Fabianus mengaku almarhumah sempat menceritakan kondisi psikologisnya setelah kembali dari Kefamenanu.

“Dia bilang, ‘Bapak, saya pulang Kefa jumpa tiga orang ini lagi saya trauma’,” ungkap Fabianus.

Iklan

Keluarga meminta aparat penegak hukum mengusut tuntas kasus tersebut. Mereka juga mendesak pimpinan DPRD TTU, partai politik tempat ketiga legislator bernaung, Ikatan Dokter Indonesia (IDI), serta Pemerintah Kabupaten TTU mengambil langkah tegas guna memberikan perlindungan bagi tenaga kesehatan.

Berawal dari Penanganan Pasien Gigitan Ular

Menurut keterangan keluarga, peristiwa yang menjadi awal persoalan terjadi pada 13 Juni 2026 ketika dr. Icha menangani seorang pasien anak korban gigitan ular di RS Leona Kefamenanu.

Keluarga menyebut tiga anggota DPRD TTU mendatangi rumah sakit dan diduga melakukan intimidasi karena pasien belum mendapatkan serum anti bisa ular (anti venom).

Padahal, menurut keluarga, dr. Icha telah menjelaskan bahwa penanganan medis dilakukan sesuai prosedur dan berdasarkan arahan dokter spesialis.

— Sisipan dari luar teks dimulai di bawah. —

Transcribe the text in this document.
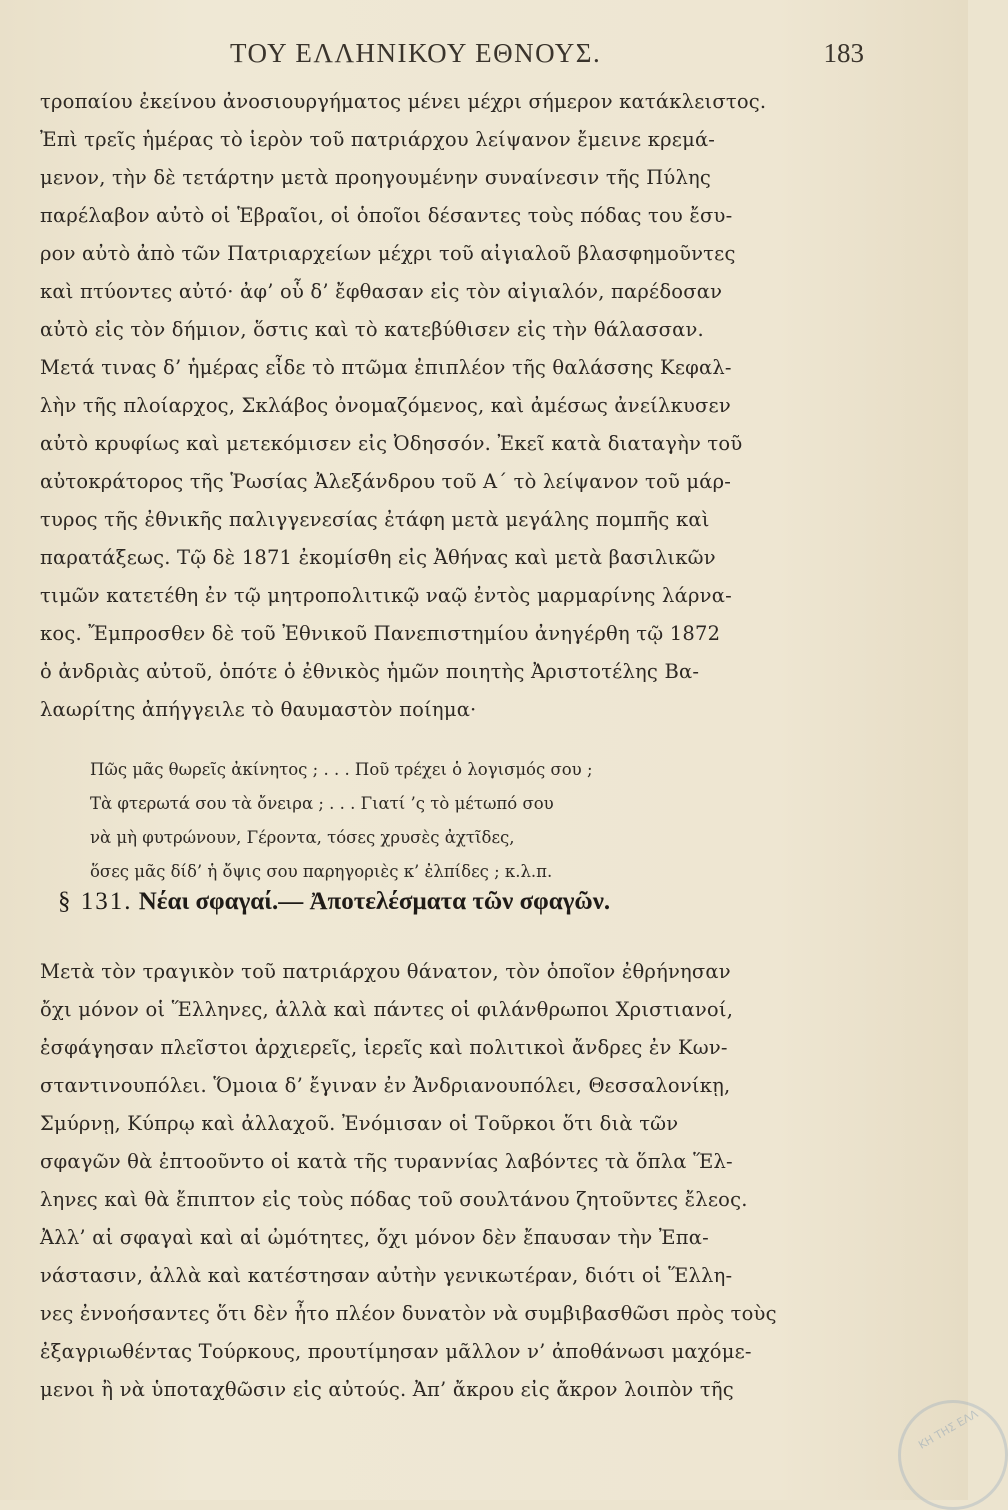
ΤΟΥ ΕΛΛΗΝΙΚΟΥ ΕΘΝΟΥΣ.	183
τροπαίου ἐκείνου ἀνοσιουργήματος μένει μέχρι σήμερον κατάκλειστος.
Ἐπὶ τρεῖς ἡμέρας τὸ ἱερὸν τοῦ πατριάρχου λείψανον ἔμεινε κρεμά-
μενον, τὴν δὲ τετάρτην μετὰ προηγουμένην συναίνεσιν τῆς Πύλης
παρέλαβον αὐτὸ οἱ Ἑβραῖοι, οἱ ὁποῖοι δέσαντες τοὺς πόδας του ἔσυ-
ρον αὐτὸ ἀπὸ τῶν Πατριαρχείων μέχρι τοῦ αἰγιαλοῦ βλασφημοῦντες
καὶ πτύοντες αὐτό· ἀφ’ οὗ δ’ ἔφθασαν εἰς τὸν αἰγιαλόν, παρέδοσαν
αὐτὸ εἰς τὸν δήμιον, ὅστις καὶ τὸ κατεβύθισεν εἰς τὴν θάλασσαν.
Μετά τινας δ’ ἡμέρας εἶδε τὸ πτῶμα ἐπιπλέον τῆς θαλάσσης Κεφαλ-
λὴν τῆς πλοίαρχος, Σκλάβος ὀνομαζόμενος, καὶ ἀμέσως ἀνείλκυσεν
αὐτὸ κρυφίως καὶ μετεκόμισεν εἰς Ὀδησσόν. Ἐκεῖ κατὰ διαταγὴν τοῦ
αὐτοκράτορος τῆς Ῥωσίας Ἀλεξάνδρου τοῦ Α΄ τὸ λείψανον τοῦ μάρ-
τυρος τῆς ἐθνικῆς παλιγγενεσίας ἐτάφη μετὰ μεγάλης πομπῆς καὶ
παρατάξεως. Τῷ δὲ 1871 ἐκομίσθη εἰς Ἀθήνας καὶ μετὰ βασιλικῶν
τιμῶν κατετέθη ἐν τῷ μητροπολιτικῷ ναῷ ἐντὸς μαρμαρίνης λάρνα-
κος. Ἔμπροσθεν δὲ τοῦ Ἐθνικοῦ Πανεπιστημίου ἀνηγέρθη τῷ 1872
ὁ ἀνδριὰς αὐτοῦ, ὁπότε ὁ ἐθνικὸς ἡμῶν ποιητὴς Ἀριστοτέλης Βα-
λαωρίτης ἀπήγγειλε τὸ θαυμαστὸν ποίημα·
Πῶς μᾶς θωρεῖς ἀκίνητος ; . . . Ποῦ τρέχει ὁ λογισμός σου ;
Τὰ φτερωτά σου τὰ ὄνειρα ; . . . Γιατί ’ς τὸ μέτωπό σου
νὰ μὴ φυτρώνουν, Γέροντα, τόσες χρυσὲς ἀχτῖδες,
ὅσες μᾶς δίδ’ ἡ ὄψις σου παρηγοριὲς κ’ ἐλπίδες ; κ.λ.π.
§ 131. Νέαι σφαγαί.— Ἀποτελέσματα τῶν σφαγῶν.
Μετὰ τὸν τραγικὸν τοῦ πατριάρχου θάνατον, τὸν ὁποῖον ἐθρήνησαν
ὄχι μόνον οἱ Ἕλληνες, ἀλλὰ καὶ πάντες οἱ φιλάνθρωποι Χριστιανοί,
ἐσφάγησαν πλεῖστοι ἀρχιερεῖς, ἱερεῖς καὶ πολιτικοὶ ἄνδρες ἐν Κων-
σταντινουπόλει. Ὅμοια δ’ ἔγιναν ἐν Ἀνδριανουπόλει, Θεσσαλονίκῃ,
Σμύρνῃ, Κύπρῳ καὶ ἀλλαχοῦ. Ἐνόμισαν οἱ Τοῦρκοι ὅτι διὰ τῶν
σφαγῶν θὰ ἐπτοοῦντο οἱ κατὰ τῆς τυραννίας λαβόντες τὰ ὅπλα Ἕλ-
ληνες καὶ θὰ ἔπιπτον εἰς τοὺς πόδας τοῦ σουλτάνου ζητοῦντες ἔλεος.
Ἀλλ’ αἱ σφαγαὶ καὶ αἱ ὠμότητες, ὄχι μόνον δὲν ἔπαυσαν τὴν Ἐπα-
νάστασιν, ἀλλὰ καὶ κατέστησαν αὐτὴν γενικωτέραν, διότι οἱ Ἕλλη-
νες ἐννοήσαντες ὅτι δὲν ἦτο πλέον δυνατὸν νὰ συμβιβασθῶσι πρὸς τοὺς
ἐξαγριωθέντας Τούρκους, προυτίμησαν μᾶλλον ν’ ἀποθάνωσι μαχόμε-
μενοι ἢ νὰ ὑποταχθῶσιν εἰς αὐτούς. Ἀπ’ ἄκρου εἰς ἄκρον λοιπὸν τῆς
ΚΗ ΤΗΣ ΕΛΛ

Insiden tersebut disebut berdampak besar terhadap kondisi psikologis almarhumah hingga akhirnya menjalani pemeriksaan kesehatan mental.

Dua Anggota DPRD Bantah Lakukan Intimidasi

Di sisi lain, dua anggota DPRD TTU yang disebutkan keluarga, yakni Therensius Lazakar dan Norbertus Tubani, membantah telah melakukan intimidasi terhadap dr. Icha.